Our morning assignment saw us working in the relief supply warehouse getting things ready for people still living in the shelter. All of the supplies were being kept in a huge gym, as they were unable to use this same space as a shelter since it had been damaged by the earthquake. The pieces of still hanging roof tiles and a large chunk of air duct lying in the middle of the gym served as reminders of the awesome force felt here. We spent the morning shifting boxes and containers full of essential supplies of food, water, blankets, and even toilet paper, most of which were donated by various organizations and countries (thanks for the cookies Malaysia!).
After finishing up in the gym, we headed back to the volunteer centre to receive our final assignment – another trip out to the mud for more shoveling. Arriving at a large house beside what were once rice fields, we split into two groups and did our best to help the homeowners shovel out. My team spent most of our time scraping out a layer of mud from underneath the floorboards inside the house, most of the flooring having already been ripped up and thrown away. The army has already been in the area clearing out the bigger debris with their heavy equipment, but the thin layer of mud that remains everywhere is something that has to be tackled by hand, and its creep into areas like these under the floors reminded me of just how all-consuming the tsunami was.
We returned to the volunteer centre at the end of the day and said our good byes to the lovely staff working there. I wasn’t able to really talk with them, but there weren’t many foreigners volunteering there (I saw three others in the three days), and so they had begun to recognize me when we returned each morning.
These people, like many others we met volunteering were truly inspiring. We spent several days working with a man who had been evacuated from his home in a town near the Fukushima nuclear power plant. He was obviously out of work and had to leave most of his things behind in his haste to get out of the area. But rather than search out a new job and attempt to restart his own life, he had been spending several weeks volunteering in Iwanuma, sleeping in his car each night to save money.

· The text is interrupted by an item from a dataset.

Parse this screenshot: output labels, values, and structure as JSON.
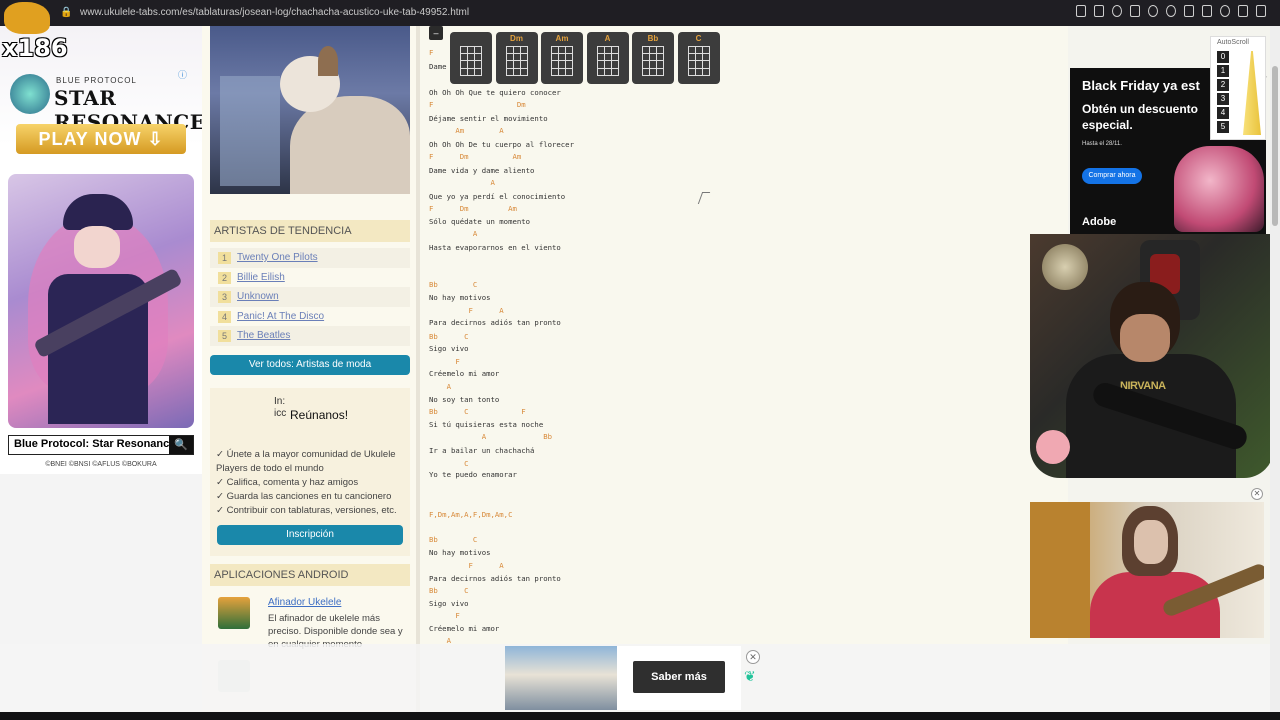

It’s very hard to express how I feel after having come back from these experiences. I certainly find it difficult to focus on answering emails, filing in paperwork, and sitting in on meetings knowing what’s happening just a few hundred kilometers from here. But I do feel lucky to have had the opportunity to do something like this, and particularly being able to work alongside Nana while doing so. More than anything else, I’m left feeling inspired by the courage and selflessness of both those who were volunteering and those who were impacted directly by the tsunami (many of whom are one and the same). Thank you for reminding me that what is often most important in life is life itself.